In-depth verification: high load (128 threads)

Next, set the number of threads (--threads parameter) to 128 to see how long it takes for the PolarDB Serverless cluster to scale up to the maximum specification of 32 PCU. After a period of time, stop the test.

Run the following command. Set the --threads parameter to 128, and adjust other parameters as needed. For more information, see parameter descriptions.

sysbench /usr/share/sysbench/oltp_read_write.lua --pgsql-host=<host> --pgsql-port=<port> --pgsql-user=<user> --pgsql-password=<password> --pgsql-db=<database> --tables=32 --table-size=100000 --report-interval=1 --range_selects=1 --db-ps-mode=disable --rand-type=uniform --threads=128 --db-driver=pgsql --time=12000 run

Test results: Based on the execution results, you can clearly see the changes in throughput (TPS) and latency (LAT).
Go to the PolarDB console, and view the Serverless Monitoring Metrics on the Performance Monitoring page. Adjust the time range according to the test time, and you will see the following monitoring information:
Scaling up from 1 PCU to 32 PCU took approximately 87 seconds. Scaling down was slightly more gradual than scaling up, taking approximately 231 seconds.

Multi-node scale-out test

Verify that the number of read-only nodes in the cluster automatically scales based on the load using Sysbench.

Adjust Serverless configuration

During the multi-node scaling test, ensure that read-only nodes are automatically scaled during the test. Go to the PolarDB console, and in the Database Nodes section of the cluster details page, adjust the Serverless configuration. Set Maximum Resources for Single Node to 32, Minimum Resources for Single Node to 1, Maximum Read-only Nodes to 7, and Minimum Read-only Nodes to 0.

Verification

Perform a test with 160 threads to understand the horizontal scalability of Serverless.

Run the following command. Set the --threads parameter to 160, and adjust other parameters as needed.
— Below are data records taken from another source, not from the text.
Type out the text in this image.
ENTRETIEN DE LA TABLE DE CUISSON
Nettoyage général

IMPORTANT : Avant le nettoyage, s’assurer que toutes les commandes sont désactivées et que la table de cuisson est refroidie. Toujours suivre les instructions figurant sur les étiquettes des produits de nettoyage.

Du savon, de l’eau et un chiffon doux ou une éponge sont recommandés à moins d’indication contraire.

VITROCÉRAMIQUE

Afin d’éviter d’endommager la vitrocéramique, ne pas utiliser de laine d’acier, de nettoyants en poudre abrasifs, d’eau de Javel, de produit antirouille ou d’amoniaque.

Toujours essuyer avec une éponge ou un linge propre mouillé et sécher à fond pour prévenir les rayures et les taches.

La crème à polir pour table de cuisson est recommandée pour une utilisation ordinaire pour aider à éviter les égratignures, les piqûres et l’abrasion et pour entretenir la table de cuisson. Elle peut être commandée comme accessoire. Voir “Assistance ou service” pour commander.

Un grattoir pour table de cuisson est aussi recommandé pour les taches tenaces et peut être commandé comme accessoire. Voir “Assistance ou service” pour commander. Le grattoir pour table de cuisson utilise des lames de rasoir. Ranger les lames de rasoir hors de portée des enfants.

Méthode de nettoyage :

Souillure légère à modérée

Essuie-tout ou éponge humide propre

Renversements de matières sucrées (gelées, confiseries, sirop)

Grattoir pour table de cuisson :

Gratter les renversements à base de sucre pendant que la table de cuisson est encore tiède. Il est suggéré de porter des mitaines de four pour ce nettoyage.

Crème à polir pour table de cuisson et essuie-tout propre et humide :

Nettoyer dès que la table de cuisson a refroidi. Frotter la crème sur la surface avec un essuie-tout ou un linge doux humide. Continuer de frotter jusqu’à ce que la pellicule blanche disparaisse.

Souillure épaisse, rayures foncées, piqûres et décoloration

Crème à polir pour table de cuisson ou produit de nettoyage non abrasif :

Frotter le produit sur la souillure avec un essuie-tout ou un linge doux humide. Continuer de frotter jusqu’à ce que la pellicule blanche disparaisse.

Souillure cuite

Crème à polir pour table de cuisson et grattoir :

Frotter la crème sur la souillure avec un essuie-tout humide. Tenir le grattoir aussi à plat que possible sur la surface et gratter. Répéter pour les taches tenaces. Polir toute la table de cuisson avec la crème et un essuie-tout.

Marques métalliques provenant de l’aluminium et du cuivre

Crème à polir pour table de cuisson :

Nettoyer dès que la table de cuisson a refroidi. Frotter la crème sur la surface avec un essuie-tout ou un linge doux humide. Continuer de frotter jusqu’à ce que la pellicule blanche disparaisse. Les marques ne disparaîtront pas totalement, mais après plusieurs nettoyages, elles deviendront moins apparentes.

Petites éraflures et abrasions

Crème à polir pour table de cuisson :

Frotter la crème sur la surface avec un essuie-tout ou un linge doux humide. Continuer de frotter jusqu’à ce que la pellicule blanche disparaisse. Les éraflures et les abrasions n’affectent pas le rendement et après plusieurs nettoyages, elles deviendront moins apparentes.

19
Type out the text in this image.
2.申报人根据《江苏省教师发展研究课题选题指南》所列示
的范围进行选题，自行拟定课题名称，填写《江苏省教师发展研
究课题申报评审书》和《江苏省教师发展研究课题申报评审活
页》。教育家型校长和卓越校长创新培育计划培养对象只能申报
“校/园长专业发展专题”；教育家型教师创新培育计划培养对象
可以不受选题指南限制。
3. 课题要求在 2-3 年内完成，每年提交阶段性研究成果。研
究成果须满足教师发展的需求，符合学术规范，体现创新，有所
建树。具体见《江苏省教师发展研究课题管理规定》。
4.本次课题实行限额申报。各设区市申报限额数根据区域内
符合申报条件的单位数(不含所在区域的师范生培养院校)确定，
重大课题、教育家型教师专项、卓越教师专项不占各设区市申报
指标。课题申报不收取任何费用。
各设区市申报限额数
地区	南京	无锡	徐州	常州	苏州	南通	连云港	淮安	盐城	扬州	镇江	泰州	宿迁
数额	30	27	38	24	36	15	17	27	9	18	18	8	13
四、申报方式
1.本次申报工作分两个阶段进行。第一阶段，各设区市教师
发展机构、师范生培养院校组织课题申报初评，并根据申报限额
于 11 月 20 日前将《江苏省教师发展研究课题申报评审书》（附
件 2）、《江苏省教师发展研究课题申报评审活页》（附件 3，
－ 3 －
For more information, see parameter descriptions.

sysbench /usr/share/sysbench/oltp_read_write.lua --pgsql-host=<host> --pgsql-port=<port> --pgsql-user=<user> --pgsql-password=<password> --pgsql-db=<database> --tables=32 --table-size=100000 --report-interval=1 --range_selects=1 --db-ps-mode=disable --rand-type=uniform --threads=160 --db-driver=pgsql --time=12000 run

A while after the second test began, several read-only nodes were added.
After the cluster entered the stable state, Sysbench returned output as follows. Compared with the previous single-node test results under the same pressure, the QPS increased from 320,000 to 340,000. Based on the QPS performance, the maximum throughput of the single-node test has been exceeded.
Horizontal scaling, baseline comparison, single node:
Go to the PolarDB console, and view the Serverless Monitoring Metrics on the Performance Monitoring page. Adjust the time range to view the monitoring information:
In the Serverless monitoring information, you can observe the load curves of the new read-only nodes. After read-only nodes are added, the load on the previous nodes gradually decreases, eventually reaching a roughly balanced state.
After running for a period, stop the stress test. Adjust the time range according to the test time, and you will see the following monitoring information:
The cluster's compute nodes will first automatically scale down, gradually reducing to 1 PCU in approximately 2-3 minutes. When the pressure stops, the CPU utilization of read-only nodes immediately decreases, while the primary node still needs to perform vacuum operations, so CPU consumption continues for a short period before finally dropping to 1 PCU.
15 to 20 minutes after the test stopped, read-only nodes were released one by one. To avoid frequent elastic oscillations of read-only nodes, Serverless does not immediately reclaim read-only nodes with no load.